Monday, January 20, 2020

In the chapter titled "Signlight and Moonlight" there is this paragraph: “I want some gum-drops,” she said, humorously apologetic; “you can’t guess what for this time. It’s just that I want to bite my finger-nails, and I will if I don’t get some gum-drops.” She sighed, and resumed as they stepped into the empty elevator: “I’ve been biting ‘em all day. A bit nervous, you see. Excuse the pun." I am not a native English speaker and I do not understand the pun in here. In Chapter II (Symposium) what's the meaning of "unpleasantly undergraduate" in the phrase "the best of the men not unpleasantly undergraduate"? Further on when Maury speaks of himself he says "I read Smith, who laughed at charity and insisted that the sneer was the highest form of self-expression–but Smith himself replaced charity as an obscurer of the light." What exactly does the author mean by obscurer of the light?

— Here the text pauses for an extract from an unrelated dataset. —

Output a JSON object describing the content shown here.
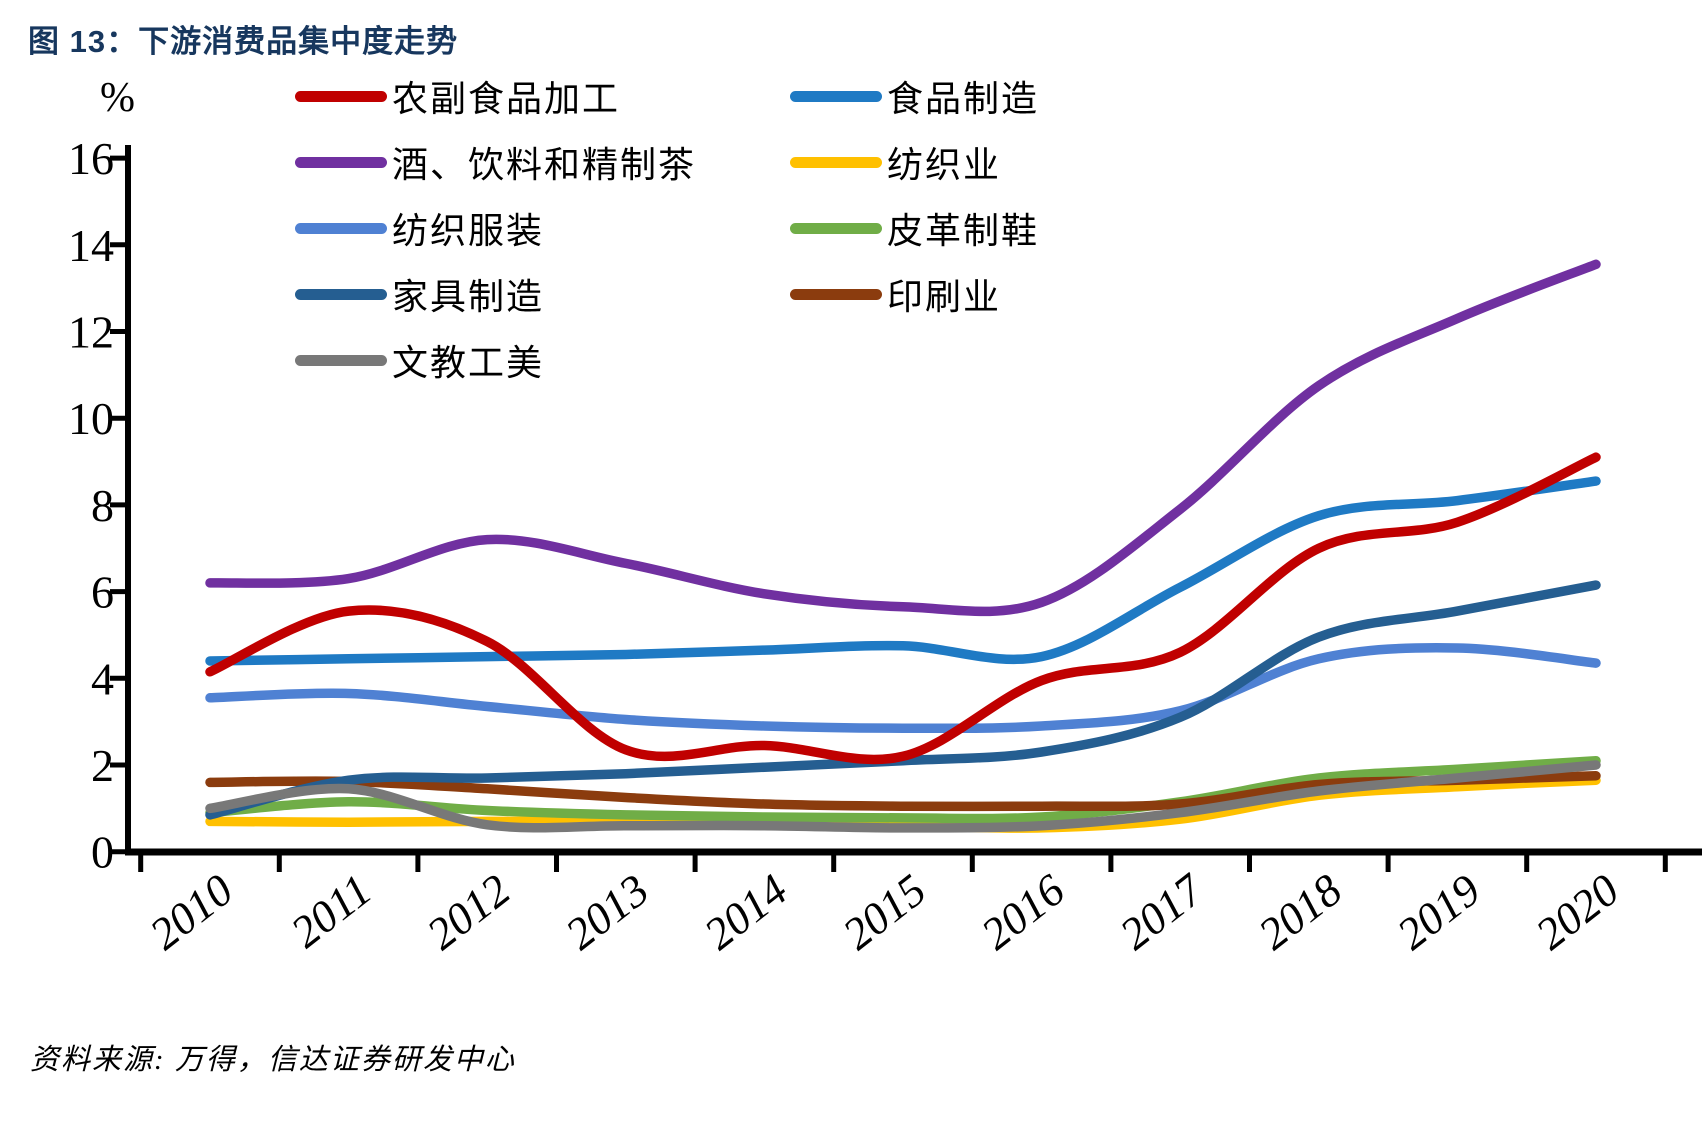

In terms of the pun in the first quotation, I cannot be entirely certain without seeing the full context, but I would interpret this to be a joke on the part of the author—that is, there is not actually a pun at all. A phrase like "Excuse the pun" might be dropped into conversation by a nervous person almost as a figure of speech, without this person having actually made a pun. The joke is therefore that, whatever pun the speaker is thinking of, it was not evident to the listener. It is entirely possible that the pun could be on "gum-drops" and nail-biting—with "gum" here referring both to the gums in the mouth and the gum that the drops themselves are made of—but this is extremely tenuous and not truly a pun.
"Unpleasantly undergraduate" is an interesting one; "undergraduate" is here being used as an adjective, but it is typically used as a noun. If someone is "unpleasantly undergraduate" that means that they are behaving unpleasantly like an undergraduate (a student who has not yet graduated from university). As a result, an "unpleasantly undergraduate" person is immature in the manner of someone aged between 18 and 21 and probably has some mannerisms particular to a college student (pretentiousness, an inflated sense of self, and so on).
In the third example, "obscurer of the light" would literally mean someone who gets in the way of the light. In this case, it is probably being used metaphorically: an "obscurer of the light" is someone who makes it difficult to see or understand things clearly, or, alternatively, it could refer to someone who makes it difficult for goodness to shine through.